Sunday 14 April 2019

Hadoop : Part - 5


Security in Hadoop

Apache Hadoop achieves security by using Kerberos.
At a high level, there are three steps that a client must take to access a service when using Kerberos.

  • Authentication – The client authenticates itself to the authentication server. Then, receives a timestamped Ticket-Granting Ticket (TGT).
  • Authorization – The client uses the TGT to request a service ticket from the Ticket Granting Server.
  • Service Request – The client uses the service ticket to authenticate itself to the server.

Concurrent writes in HDFS

Multiple clients cannot write into an HDFS file at same time. Apache Hadoop HDFS follows single writer multiple reader models. The client which opens a file for writing, the NameNode grant a lease. Now suppose, some other client wants to write into that file. It asks NameNode for the write operation. NameNode first checks whether it has granted the lease for writing into that file to someone else or not. When someone already acquires the lease, then, it will reject the write request of the other client.

fsck

fsck is the File System Check. HDFS use the fsck (filesystem check) command to check for various inconsistencies. It also reports the problems like missing blocks for a file or under-replicated blocks. NameNode automatically corrects most of the recoverable failures. Filesystem check can run on the whole file system or on a subset of files.

Datanode failures

NameNode periodically receives a Heartbeat and a Blockreport from each of the DataNodes in the cluster. Receipt of a Heartbeat implies that the DataNode is functioning properly. A Blockreport contains a list of all blocks on a DataNode. When NameNode notices that it has not recieved a hearbeat message from a data node after a certain amount of time, the data node is marked as dead. Since blocks will be under replicated the system begins replicating the blocks that were stored on the dead datanode. The NameNode Orchestrates the replication of data blocks from one datanode to another. The replication data transfer happens directly between datanodes and the data never passes through the namenode.

Taskinstances

Task instances are the actual MapReduce jobs which are run on each slave node. Each Task Instance runs on its own JVM process. There can be multiple processes of task instance running on a slave node.

Communication to HDFS

The Client communication to HDFS happens using Hadoop HDFS API. Client applications talk to the NameNode whenever they wish to locate a file. The NameNode responds the successful requests by returning a list of relevant DataNode servers where the data lives. Client applications can talk directly to a DataNode, once the NameNode has provided the location of the data.

HDFS block and Inputsplit

Block is the physical representation of data while split is the logical representation of data present in the block.

Hadoop federation

HDFS Federation enhances an existing HDFS architecture. Hadoop Federation uses many independent Namenode/namespaces to scale the name service horizontally. It separates the namespace layer and the storage layer. Hence HDFS federation provides Isolation, Scalability and simple design.
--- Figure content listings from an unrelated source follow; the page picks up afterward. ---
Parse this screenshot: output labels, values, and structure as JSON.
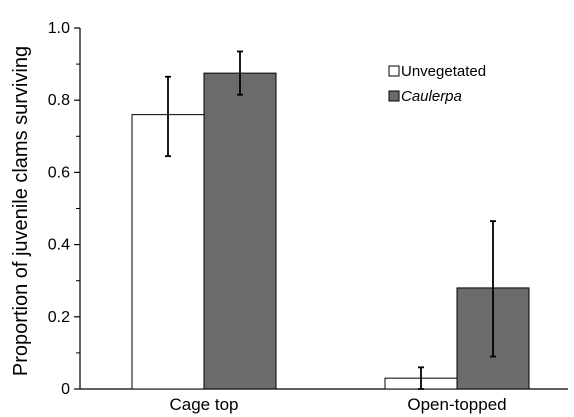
{
  "chart_data": {
    "type": "bar",
    "title": "",
    "xlabel": "",
    "ylabel": "Proportion of juvenile clams surviving",
    "ylim": [
      0,
      1.0
    ],
    "yticks": [
      "0",
      "0.2",
      "0.4",
      "0.6",
      "0.8",
      "1.0"
    ],
    "categories": [
      "Cage top",
      "Open-topped"
    ],
    "series": [
      {
        "name": "Unvegetated",
        "color": "#ffffff",
        "values": [
          0.76,
          0.03
        ],
        "error_low": [
          0.645,
          0.0
        ],
        "error_high": [
          0.865,
          0.06
        ]
      },
      {
        "name": "Caulerpa",
        "color": "#6b6b6b",
        "values": [
          0.875,
          0.28
        ],
        "error_low": [
          0.815,
          0.09
        ],
        "error_high": [
          0.935,
          0.465
        ]
      }
    ],
    "legend_position": "top-right",
    "grid": false
  }
}
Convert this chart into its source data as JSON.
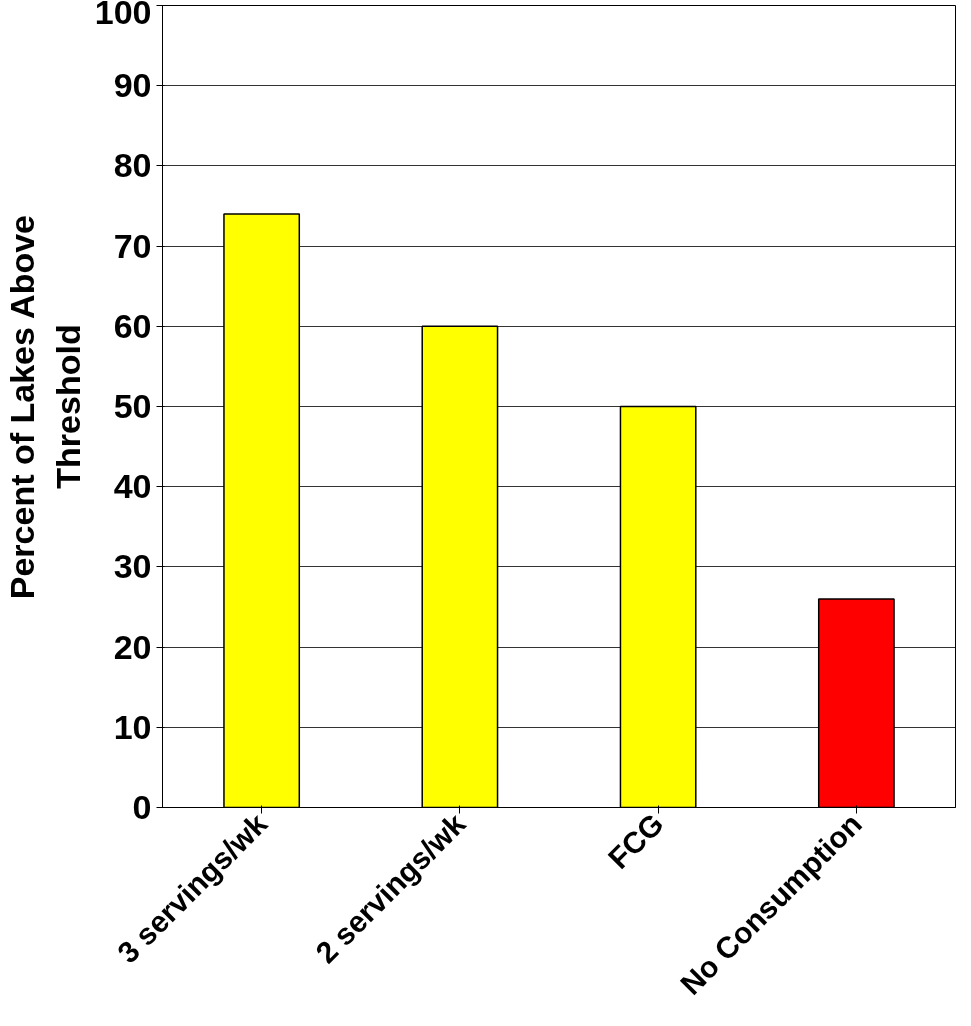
{
  "chart_data": {
    "type": "bar",
    "categories": [
      "3 servings/wk",
      "2 servings/wk",
      "FCG",
      "No Consumption"
    ],
    "values": [
      74,
      60,
      50,
      26
    ],
    "colors": [
      "#ffff00",
      "#ffff00",
      "#ffff00",
      "#ff0000"
    ],
    "ylabel": "Percent of Lakes Above\nThreshold",
    "ylim": [
      0,
      100
    ],
    "yticks": [
      0,
      10,
      20,
      30,
      40,
      50,
      60,
      70,
      80,
      90,
      100
    ],
    "grid": "y"
  }
}
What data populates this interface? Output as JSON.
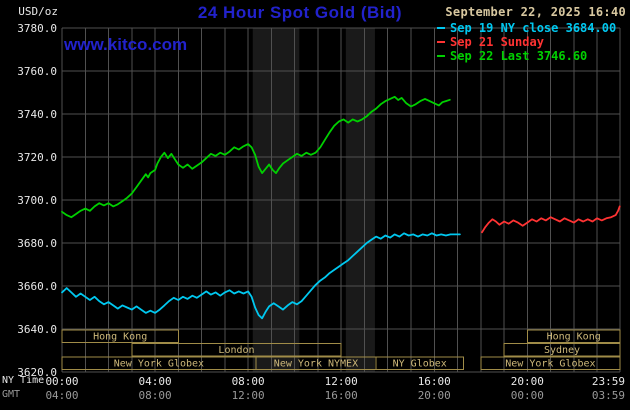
{
  "header": {
    "unit": "USD/oz",
    "title": "24 Hour Spot Gold (Bid)",
    "date": "September 22, 2025 16:40",
    "watermark": "www.kitco.com"
  },
  "axis": {
    "ny_time_label": "NY Time",
    "gmt_label": "GMT"
  },
  "colors": {
    "background": "#000000",
    "title_blue": "#2222cc",
    "date_tan": "#d8c8a0",
    "grid": "#505050",
    "axis_text": "#e8e8e8",
    "gmt_text": "#999999",
    "session_text": "#cdb87a",
    "session_border": "#a08c48",
    "band": "#1a1a1a"
  },
  "legend": {
    "items": [
      {
        "id": "sep19",
        "label": "Sep 19 NY close 3684.00",
        "color": "#00c8f0"
      },
      {
        "id": "sep21",
        "label": "Sep 21 Sunday",
        "color": "#ff3333"
      },
      {
        "id": "sep22",
        "label": "Sep 22 Last 3746.60",
        "color": "#00d000"
      }
    ]
  },
  "chart_data": {
    "type": "line",
    "title": "24 Hour Spot Gold (Bid)",
    "ylabel": "USD/oz",
    "ylim": [
      3620,
      3780
    ],
    "yticks": [
      3620,
      3640,
      3660,
      3680,
      3700,
      3720,
      3740,
      3760,
      3780
    ],
    "ytick_labels": [
      "3620.0",
      "3640.0",
      "3660.0",
      "3680.0",
      "3700.0",
      "3720.0",
      "3740.0",
      "3760.0",
      "3780.0"
    ],
    "xlim_hours": [
      0,
      23.9833
    ],
    "xticks": [
      {
        "hour": 0,
        "ny": "00:00",
        "gmt": "04:00"
      },
      {
        "hour": 4,
        "ny": "04:00",
        "gmt": "08:00"
      },
      {
        "hour": 8,
        "ny": "08:00",
        "gmt": "12:00"
      },
      {
        "hour": 12,
        "ny": "12:00",
        "gmt": "16:00"
      },
      {
        "hour": 16,
        "ny": "16:00",
        "gmt": "20:00"
      },
      {
        "hour": 20,
        "ny": "20:00",
        "gmt": "00:00"
      },
      {
        "hour": 23.9833,
        "ny": "23:59",
        "gmt": "03:59"
      }
    ],
    "grid": true,
    "legend_position": "top-right",
    "bands": [
      {
        "from_hour": 8.2,
        "to_hour": 10.2
      },
      {
        "from_hour": 12.2,
        "to_hour": 13.45
      }
    ],
    "series": [
      {
        "id": "sep19",
        "name": "Sep 19 NY close",
        "close": 3684.0,
        "color": "#00c8f0",
        "points": [
          [
            0,
            3657
          ],
          [
            0.2,
            3659
          ],
          [
            0.4,
            3657
          ],
          [
            0.6,
            3655
          ],
          [
            0.8,
            3656.5
          ],
          [
            1,
            3655
          ],
          [
            1.2,
            3653.5
          ],
          [
            1.4,
            3655
          ],
          [
            1.6,
            3653
          ],
          [
            1.8,
            3651.5
          ],
          [
            2,
            3652.5
          ],
          [
            2.2,
            3651
          ],
          [
            2.4,
            3649.5
          ],
          [
            2.6,
            3651
          ],
          [
            2.8,
            3650
          ],
          [
            3,
            3649
          ],
          [
            3.2,
            3650.5
          ],
          [
            3.4,
            3649
          ],
          [
            3.6,
            3647.5
          ],
          [
            3.8,
            3648.5
          ],
          [
            4,
            3647.5
          ],
          [
            4.2,
            3649
          ],
          [
            4.4,
            3651
          ],
          [
            4.6,
            3653
          ],
          [
            4.8,
            3654.5
          ],
          [
            5,
            3653.5
          ],
          [
            5.2,
            3655
          ],
          [
            5.4,
            3654
          ],
          [
            5.6,
            3655.5
          ],
          [
            5.8,
            3654.5
          ],
          [
            6,
            3656
          ],
          [
            6.2,
            3657.5
          ],
          [
            6.4,
            3656
          ],
          [
            6.6,
            3657
          ],
          [
            6.8,
            3655.5
          ],
          [
            7,
            3657
          ],
          [
            7.2,
            3658
          ],
          [
            7.4,
            3656.5
          ],
          [
            7.6,
            3657.5
          ],
          [
            7.8,
            3656.5
          ],
          [
            8,
            3657.5
          ],
          [
            8.15,
            3655
          ],
          [
            8.3,
            3650
          ],
          [
            8.45,
            3646.5
          ],
          [
            8.6,
            3645
          ],
          [
            8.75,
            3648
          ],
          [
            8.9,
            3650.5
          ],
          [
            9.1,
            3652
          ],
          [
            9.3,
            3650.5
          ],
          [
            9.5,
            3649
          ],
          [
            9.7,
            3651
          ],
          [
            9.9,
            3652.5
          ],
          [
            10.1,
            3651.5
          ],
          [
            10.3,
            3653
          ],
          [
            10.5,
            3655.5
          ],
          [
            10.7,
            3658
          ],
          [
            10.9,
            3660.5
          ],
          [
            11.1,
            3662.5
          ],
          [
            11.3,
            3664
          ],
          [
            11.5,
            3666
          ],
          [
            11.7,
            3667.5
          ],
          [
            11.9,
            3669
          ],
          [
            12.1,
            3670.5
          ],
          [
            12.3,
            3672
          ],
          [
            12.5,
            3674
          ],
          [
            12.7,
            3676
          ],
          [
            12.9,
            3678
          ],
          [
            13.1,
            3680
          ],
          [
            13.3,
            3681.5
          ],
          [
            13.5,
            3683
          ],
          [
            13.7,
            3682
          ],
          [
            13.9,
            3683.5
          ],
          [
            14.1,
            3682.5
          ],
          [
            14.3,
            3684
          ],
          [
            14.5,
            3683
          ],
          [
            14.7,
            3684.5
          ],
          [
            14.9,
            3683.5
          ],
          [
            15.1,
            3684
          ],
          [
            15.3,
            3683
          ],
          [
            15.5,
            3684
          ],
          [
            15.7,
            3683.5
          ],
          [
            15.9,
            3684.5
          ],
          [
            16.1,
            3683.5
          ],
          [
            16.3,
            3684
          ],
          [
            16.5,
            3683.5
          ],
          [
            16.7,
            3684
          ],
          [
            16.9,
            3684
          ],
          [
            17.1,
            3684
          ]
        ]
      },
      {
        "id": "sep21",
        "name": "Sep 21 Sunday",
        "color": "#ff3333",
        "points": [
          [
            18.05,
            3685
          ],
          [
            18.2,
            3687.5
          ],
          [
            18.35,
            3689.5
          ],
          [
            18.5,
            3691
          ],
          [
            18.65,
            3690
          ],
          [
            18.8,
            3688.5
          ],
          [
            19,
            3690
          ],
          [
            19.2,
            3689
          ],
          [
            19.4,
            3690.5
          ],
          [
            19.6,
            3689.5
          ],
          [
            19.8,
            3688
          ],
          [
            20,
            3689.5
          ],
          [
            20.2,
            3691
          ],
          [
            20.4,
            3690
          ],
          [
            20.6,
            3691.5
          ],
          [
            20.8,
            3690.5
          ],
          [
            21,
            3692
          ],
          [
            21.2,
            3691
          ],
          [
            21.4,
            3690
          ],
          [
            21.6,
            3691.5
          ],
          [
            21.8,
            3690.5
          ],
          [
            22,
            3689.5
          ],
          [
            22.2,
            3691
          ],
          [
            22.4,
            3690
          ],
          [
            22.6,
            3691
          ],
          [
            22.8,
            3690
          ],
          [
            23,
            3691.5
          ],
          [
            23.2,
            3690.5
          ],
          [
            23.4,
            3691.5
          ],
          [
            23.6,
            3692
          ],
          [
            23.8,
            3693
          ],
          [
            23.9,
            3695
          ],
          [
            23.97,
            3697
          ]
        ]
      },
      {
        "id": "sep22",
        "name": "Sep 22",
        "last": 3746.6,
        "color": "#00d000",
        "points": [
          [
            0,
            3694.5
          ],
          [
            0.2,
            3693
          ],
          [
            0.4,
            3692
          ],
          [
            0.6,
            3693.5
          ],
          [
            0.8,
            3695
          ],
          [
            1,
            3696
          ],
          [
            1.2,
            3695
          ],
          [
            1.4,
            3697
          ],
          [
            1.6,
            3698.5
          ],
          [
            1.8,
            3697.5
          ],
          [
            2,
            3698.5
          ],
          [
            2.2,
            3697
          ],
          [
            2.4,
            3698
          ],
          [
            2.6,
            3699.5
          ],
          [
            2.8,
            3701
          ],
          [
            3,
            3703
          ],
          [
            3.2,
            3706
          ],
          [
            3.4,
            3709
          ],
          [
            3.6,
            3712
          ],
          [
            3.7,
            3710.5
          ],
          [
            3.8,
            3712.5
          ],
          [
            4,
            3714
          ],
          [
            4.1,
            3717
          ],
          [
            4.25,
            3720
          ],
          [
            4.4,
            3722
          ],
          [
            4.55,
            3719.5
          ],
          [
            4.7,
            3721.5
          ],
          [
            4.85,
            3719
          ],
          [
            5,
            3716.5
          ],
          [
            5.2,
            3715
          ],
          [
            5.4,
            3716.5
          ],
          [
            5.6,
            3714.5
          ],
          [
            5.8,
            3716
          ],
          [
            6,
            3717.5
          ],
          [
            6.2,
            3719.5
          ],
          [
            6.4,
            3721.5
          ],
          [
            6.6,
            3720.5
          ],
          [
            6.8,
            3722
          ],
          [
            7,
            3721
          ],
          [
            7.2,
            3722.5
          ],
          [
            7.4,
            3724.5
          ],
          [
            7.6,
            3723.5
          ],
          [
            7.8,
            3725
          ],
          [
            8,
            3726
          ],
          [
            8.15,
            3724.5
          ],
          [
            8.3,
            3721
          ],
          [
            8.45,
            3715.5
          ],
          [
            8.6,
            3712.5
          ],
          [
            8.75,
            3714.5
          ],
          [
            8.9,
            3716.5
          ],
          [
            9.05,
            3714
          ],
          [
            9.2,
            3712.5
          ],
          [
            9.35,
            3715
          ],
          [
            9.5,
            3717
          ],
          [
            9.7,
            3718.5
          ],
          [
            9.9,
            3720
          ],
          [
            10.1,
            3721.5
          ],
          [
            10.3,
            3720.5
          ],
          [
            10.5,
            3722
          ],
          [
            10.7,
            3721
          ],
          [
            10.9,
            3722
          ],
          [
            11.1,
            3724.5
          ],
          [
            11.3,
            3728
          ],
          [
            11.5,
            3731.5
          ],
          [
            11.7,
            3734.5
          ],
          [
            11.9,
            3736.5
          ],
          [
            12.1,
            3737.5
          ],
          [
            12.3,
            3736
          ],
          [
            12.5,
            3737.5
          ],
          [
            12.7,
            3736.5
          ],
          [
            12.9,
            3737.5
          ],
          [
            13.1,
            3739
          ],
          [
            13.3,
            3741
          ],
          [
            13.5,
            3742.5
          ],
          [
            13.7,
            3744.5
          ],
          [
            13.9,
            3746
          ],
          [
            14.1,
            3747
          ],
          [
            14.3,
            3748
          ],
          [
            14.45,
            3746.5
          ],
          [
            14.6,
            3747.5
          ],
          [
            14.8,
            3745
          ],
          [
            15,
            3743.5
          ],
          [
            15.2,
            3744.5
          ],
          [
            15.4,
            3746
          ],
          [
            15.6,
            3747
          ],
          [
            15.8,
            3746
          ],
          [
            16,
            3745
          ],
          [
            16.2,
            3744
          ],
          [
            16.35,
            3745.5
          ],
          [
            16.5,
            3746
          ],
          [
            16.67,
            3746.6
          ]
        ]
      }
    ],
    "sessions": [
      {
        "row": 0,
        "label": "Hong Kong",
        "from_hour": 0,
        "to_hour": 5
      },
      {
        "row": 0,
        "label": "Hong Kong",
        "from_hour": 20,
        "to_hour": 23.983
      },
      {
        "row": 1,
        "label": "London",
        "from_hour": 3,
        "to_hour": 12
      },
      {
        "row": 1,
        "label": "Sydney",
        "from_hour": 19,
        "to_hour": 23.983
      },
      {
        "row": 2,
        "label": "New York Globex",
        "from_hour": 0,
        "to_hour": 8.33
      },
      {
        "row": 2,
        "label": "New York NYMEX",
        "from_hour": 8.33,
        "to_hour": 13.5
      },
      {
        "row": 2,
        "label": "NY Globex",
        "from_hour": 13.5,
        "to_hour": 17.25
      },
      {
        "row": 2,
        "label": "New York Globex",
        "from_hour": 18,
        "to_hour": 23.983
      }
    ]
  }
}
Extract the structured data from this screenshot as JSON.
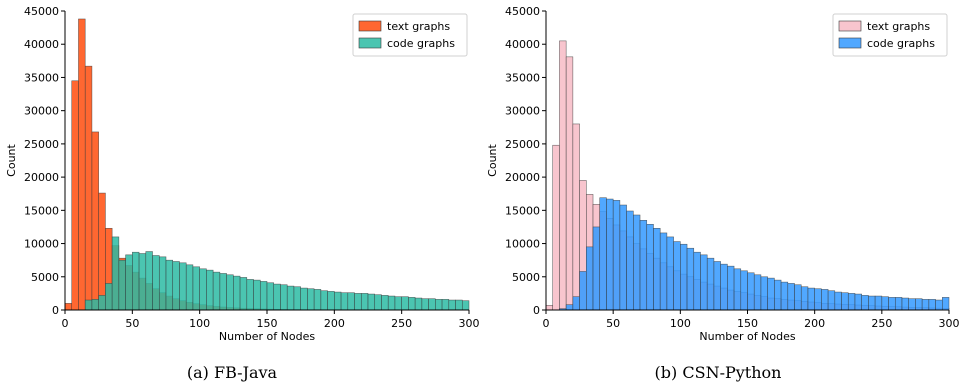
{
  "chart_data": [
    {
      "type": "bar",
      "caption": "(a) FB-Java",
      "xlabel": "Number of Nodes",
      "ylabel": "Count",
      "xlim": [
        0,
        300
      ],
      "ylim": [
        0,
        45000
      ],
      "xticks": [
        "0",
        "50",
        "100",
        "150",
        "200",
        "250",
        "300"
      ],
      "yticks": [
        "0",
        "5000",
        "10000",
        "15000",
        "20000",
        "25000",
        "30000",
        "35000",
        "40000",
        "45000"
      ],
      "bin_width": 5,
      "grid": false,
      "legend_position": "top-right",
      "series": [
        {
          "name": "text graphs",
          "color": "#ff5a1f",
          "values": [
            1000,
            34500,
            43800,
            36700,
            26800,
            17600,
            12300,
            9700,
            7800,
            6700,
            5700,
            4800,
            4000,
            3200,
            2600,
            2100,
            1700,
            1400,
            1150,
            950,
            800,
            650,
            540,
            450,
            380,
            320,
            270,
            230,
            190,
            160,
            130,
            110,
            90,
            75,
            60,
            50,
            40,
            35,
            30,
            25,
            20,
            18,
            15,
            12,
            10,
            8,
            7,
            6,
            5,
            4,
            3,
            3,
            2,
            2,
            2,
            2,
            1,
            1,
            1,
            1
          ]
        },
        {
          "name": "code graphs",
          "color": "#2bbba3",
          "values": [
            0,
            0,
            0,
            1500,
            1600,
            2200,
            4000,
            11000,
            7500,
            8300,
            8700,
            8500,
            8800,
            8200,
            8000,
            7500,
            7300,
            7100,
            6800,
            6500,
            6200,
            6000,
            5700,
            5500,
            5300,
            5100,
            4900,
            4600,
            4500,
            4300,
            4100,
            3900,
            3800,
            3600,
            3500,
            3300,
            3200,
            3100,
            2900,
            2800,
            2700,
            2600,
            2600,
            2500,
            2500,
            2400,
            2300,
            2200,
            2100,
            2000,
            2000,
            1900,
            1800,
            1700,
            1700,
            1600,
            1600,
            1500,
            1500,
            1400
          ]
        }
      ]
    },
    {
      "type": "bar",
      "caption": "(b) CSN-Python",
      "xlabel": "Number of Nodes",
      "ylabel": "Count",
      "xlim": [
        0,
        300
      ],
      "ylim": [
        0,
        45000
      ],
      "xticks": [
        "0",
        "50",
        "100",
        "150",
        "200",
        "250",
        "300"
      ],
      "yticks": [
        "0",
        "5000",
        "10000",
        "15000",
        "20000",
        "25000",
        "30000",
        "35000",
        "40000",
        "45000"
      ],
      "bin_width": 5,
      "grid": false,
      "legend_position": "top-right",
      "series": [
        {
          "name": "text graphs",
          "color": "#f7c0ca",
          "values": [
            700,
            24800,
            40500,
            38100,
            28000,
            19500,
            17400,
            15900,
            14800,
            13800,
            12800,
            11900,
            11000,
            10000,
            9200,
            8500,
            7800,
            7100,
            6500,
            5900,
            5400,
            5000,
            4600,
            4200,
            3900,
            3600,
            3300,
            3000,
            2800,
            2600,
            2400,
            2200,
            2000,
            1800,
            1700,
            1600,
            1500,
            1400,
            1300,
            1200,
            1100,
            1000,
            950,
            900,
            850,
            800,
            750,
            700,
            650,
            600,
            560,
            520,
            480,
            440,
            400,
            370,
            340,
            310,
            280,
            250
          ]
        },
        {
          "name": "code graphs",
          "color": "#3399ff",
          "values": [
            0,
            0,
            200,
            800,
            2000,
            5800,
            9500,
            12500,
            16900,
            16700,
            16500,
            15800,
            14900,
            14300,
            13500,
            12900,
            12300,
            11600,
            11000,
            10300,
            9900,
            9300,
            8700,
            8300,
            7800,
            7300,
            6900,
            6600,
            6200,
            5900,
            5600,
            5300,
            5000,
            4800,
            4500,
            4200,
            4000,
            3800,
            3500,
            3300,
            3200,
            3100,
            2900,
            2700,
            2600,
            2500,
            2400,
            2200,
            2100,
            2100,
            2000,
            1900,
            1900,
            1800,
            1700,
            1700,
            1600,
            1600,
            1500,
            1900
          ]
        }
      ]
    }
  ]
}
Don't Give Up. The beginning is always the hardest but life rewards those who work hard for it.

Saturday 6 April 2019

Hadoop : Part - 4


Speculative Execution

Instead of identifying and fixing the slow-running tasks, Hadoop tries to detect when the task runs slower than expected and then launches other equivalent task as backup. This backup mechanism in Hadoop is Speculative Execution.

Heartbeat in HDFS

A heartbeat is a signal indicating that it is alive. A datanode sends heartbeat to Namenode.

Hadoop archives

Hadoop Archives (HAR) offers an effective way to deal with the small files problem.
Hadoop Archives or HAR is an archiving facility that packs files in to HDFS blocks efficiently and hence HAR can be used to tackle the small files problem in Hadoop.
hadoop archive -archiveName myhar.har /input/location /output/location
Once a .har file is created, you can do a listing on the .har file and you will see it is made up of index files and part files. Part files are nothing but the original files concatenated together in to a big file. Index files are look up files which is used to look up the individual small files inside the big part files.
hadoop fs -ls /output/location/myhar.har
/output/location/myhar.har/_index
/output/location/myhar.har/_masterindex
/output/location/myhar.har/part-000000

Reason for setting HDFS blocksize as 128MB

The block size is the smallest unit of data that a file system can store. If the blocksize is smaller it requires multiple lookups on namenode to locate the file. HDFS is meant to handle large files. If the blocksize is 128MB, then the number of requests goes down, greatly reducing the cost of overhead and load on the Name Node.

Data Locality in Hadoop

Data locality refers to the ability to move the computation close to where the actual data resides on the node, instead of moving large data to computation. This minimizes network congestion and increases the overall throughput of the system.

Safemode in Hadoop

Safemode in Apache Hadoop is a maintenance state of NameNode. During which NameNode doesn’t allow any modifications to the file system. During Safemode, HDFS cluster is in read-only and doesn’t replicate or delete blocks.

Single Point of Failure

In Hadoop 1.0, NameNode is a single point of Failure (SPOF). If namenode fails, all clients would unable to read/write files.
Hadoop 2.0 overcomes this SPOF by providing support for multiple NameNode. This feature provides  If active NameNode fails, then Standby-Namenode takes all the responsibility of active node.
some deployment requires high degree fault-tolerance. So new version 3.0 enable this feature by allowing the user to run multiple standby namenode.



Strive for excellence and success will follow you..